Am Donnerstagmorgen beantworteten der Direktor der Santé, Jean-Claude Schmit, und Luc Feller, Leiter des Haut Commissariat de la Protection Nationale (HCPN), auf den Radiowellen von RTL Fragen zu der Impfkampagne in Luxemburg. Viele der Fragen aus der Bevölkerung betrafen die Impfung mit AstraZeneca - am Mittwoch wurde bekannt, dass in Luxemburg kürzlich eine 74-jährige Frau rund zwei Wochen nach ihrer Impfung mit dem Stoff gestorben ist. Ob eine Verbindung zwischen dem Todesfall und der Impfung bestehen könnte, wird derzeit noch untersucht.

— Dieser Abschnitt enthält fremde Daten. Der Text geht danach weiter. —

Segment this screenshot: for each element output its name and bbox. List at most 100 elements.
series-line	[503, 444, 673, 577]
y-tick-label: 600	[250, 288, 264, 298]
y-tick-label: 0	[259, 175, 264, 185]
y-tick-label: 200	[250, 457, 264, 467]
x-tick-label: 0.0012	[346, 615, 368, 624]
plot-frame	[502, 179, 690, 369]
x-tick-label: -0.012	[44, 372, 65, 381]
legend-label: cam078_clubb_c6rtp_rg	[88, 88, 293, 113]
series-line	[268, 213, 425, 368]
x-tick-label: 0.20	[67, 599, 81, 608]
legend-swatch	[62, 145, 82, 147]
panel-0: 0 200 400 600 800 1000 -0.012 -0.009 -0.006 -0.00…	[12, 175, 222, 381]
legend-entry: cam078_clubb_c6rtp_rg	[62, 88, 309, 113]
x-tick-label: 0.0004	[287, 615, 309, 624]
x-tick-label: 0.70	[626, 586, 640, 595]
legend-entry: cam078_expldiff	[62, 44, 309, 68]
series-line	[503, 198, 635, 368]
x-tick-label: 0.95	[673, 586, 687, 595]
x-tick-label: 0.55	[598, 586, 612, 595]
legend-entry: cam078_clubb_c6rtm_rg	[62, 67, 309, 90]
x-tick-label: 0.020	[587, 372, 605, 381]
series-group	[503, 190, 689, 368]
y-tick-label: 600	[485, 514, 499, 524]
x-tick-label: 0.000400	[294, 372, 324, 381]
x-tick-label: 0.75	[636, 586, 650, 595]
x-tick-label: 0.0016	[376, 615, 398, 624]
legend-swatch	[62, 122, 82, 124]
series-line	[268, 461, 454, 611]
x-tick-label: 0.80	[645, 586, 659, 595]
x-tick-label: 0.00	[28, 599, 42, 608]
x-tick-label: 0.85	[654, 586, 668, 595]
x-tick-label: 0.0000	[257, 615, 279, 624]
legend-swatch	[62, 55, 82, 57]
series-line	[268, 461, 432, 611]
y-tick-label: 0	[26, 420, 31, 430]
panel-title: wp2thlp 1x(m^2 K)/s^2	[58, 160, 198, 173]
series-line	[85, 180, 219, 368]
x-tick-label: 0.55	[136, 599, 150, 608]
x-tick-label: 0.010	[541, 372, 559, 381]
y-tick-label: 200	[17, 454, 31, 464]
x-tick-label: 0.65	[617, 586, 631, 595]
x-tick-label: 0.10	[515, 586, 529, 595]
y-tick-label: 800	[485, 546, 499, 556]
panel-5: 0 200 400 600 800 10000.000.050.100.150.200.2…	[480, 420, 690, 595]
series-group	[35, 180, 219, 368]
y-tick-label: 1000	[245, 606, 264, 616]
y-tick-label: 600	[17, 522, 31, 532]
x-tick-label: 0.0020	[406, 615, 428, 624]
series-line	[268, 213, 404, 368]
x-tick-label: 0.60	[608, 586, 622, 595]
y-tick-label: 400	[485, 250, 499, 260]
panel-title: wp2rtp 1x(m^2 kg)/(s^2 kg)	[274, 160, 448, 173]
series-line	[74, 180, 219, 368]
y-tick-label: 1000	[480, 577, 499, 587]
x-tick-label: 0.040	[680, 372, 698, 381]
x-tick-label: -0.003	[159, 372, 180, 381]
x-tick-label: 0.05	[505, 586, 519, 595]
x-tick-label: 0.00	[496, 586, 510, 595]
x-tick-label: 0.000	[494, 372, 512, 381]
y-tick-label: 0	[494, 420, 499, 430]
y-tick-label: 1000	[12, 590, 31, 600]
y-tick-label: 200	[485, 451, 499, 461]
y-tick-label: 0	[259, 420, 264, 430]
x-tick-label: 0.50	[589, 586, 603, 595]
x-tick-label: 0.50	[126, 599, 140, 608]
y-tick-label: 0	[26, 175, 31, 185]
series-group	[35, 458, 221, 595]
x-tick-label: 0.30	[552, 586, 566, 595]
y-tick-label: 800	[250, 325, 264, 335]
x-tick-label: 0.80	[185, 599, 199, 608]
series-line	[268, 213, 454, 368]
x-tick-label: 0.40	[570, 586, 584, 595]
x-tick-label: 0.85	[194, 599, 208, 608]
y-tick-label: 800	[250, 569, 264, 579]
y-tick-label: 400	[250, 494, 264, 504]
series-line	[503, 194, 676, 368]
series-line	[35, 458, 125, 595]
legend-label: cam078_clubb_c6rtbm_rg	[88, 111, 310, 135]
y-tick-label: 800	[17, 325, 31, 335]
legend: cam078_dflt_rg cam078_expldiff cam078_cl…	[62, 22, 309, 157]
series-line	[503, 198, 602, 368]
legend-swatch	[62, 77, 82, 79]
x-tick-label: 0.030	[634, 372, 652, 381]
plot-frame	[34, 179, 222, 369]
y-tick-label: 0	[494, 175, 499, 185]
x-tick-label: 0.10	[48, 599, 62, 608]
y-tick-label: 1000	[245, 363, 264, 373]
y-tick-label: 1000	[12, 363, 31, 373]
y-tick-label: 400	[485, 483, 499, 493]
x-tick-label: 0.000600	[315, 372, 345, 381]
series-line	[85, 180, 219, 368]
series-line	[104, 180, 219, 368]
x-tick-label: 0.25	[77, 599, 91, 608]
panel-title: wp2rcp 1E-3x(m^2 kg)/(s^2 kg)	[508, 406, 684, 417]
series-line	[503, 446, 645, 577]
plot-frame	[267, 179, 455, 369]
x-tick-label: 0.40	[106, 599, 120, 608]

Feller erklärte, dass Luxemburg derzeit nicht in der Lage sei, den Impfkandidaten die Wahl zwischen verschiedenen Impfstoffen zu überlassen. Dies hänge vor allem mit den verfügbaren Lieferungen zusammen. Vor Ort werde entschieden, welcher Impfstoff verabreicht wird. Sollte man den Stoff von AstraZeneca zurückweisen, kann man sich auf eine Impf-Warteliste einschreiben - es könnte aber sein, dass einem auch bei dem zweiten Termin nur AstraZeneca angeboten wird. Blutverdünner würden das Thromboserisiko bei AstraZenca nicht verringern - tatsächlich erhöhe sich dadurch das Risiko für Komplikationen eher. Sollten Nebenwirkungen auftreten, dann meist in den zwei bis drei Wochen nach der Impfung.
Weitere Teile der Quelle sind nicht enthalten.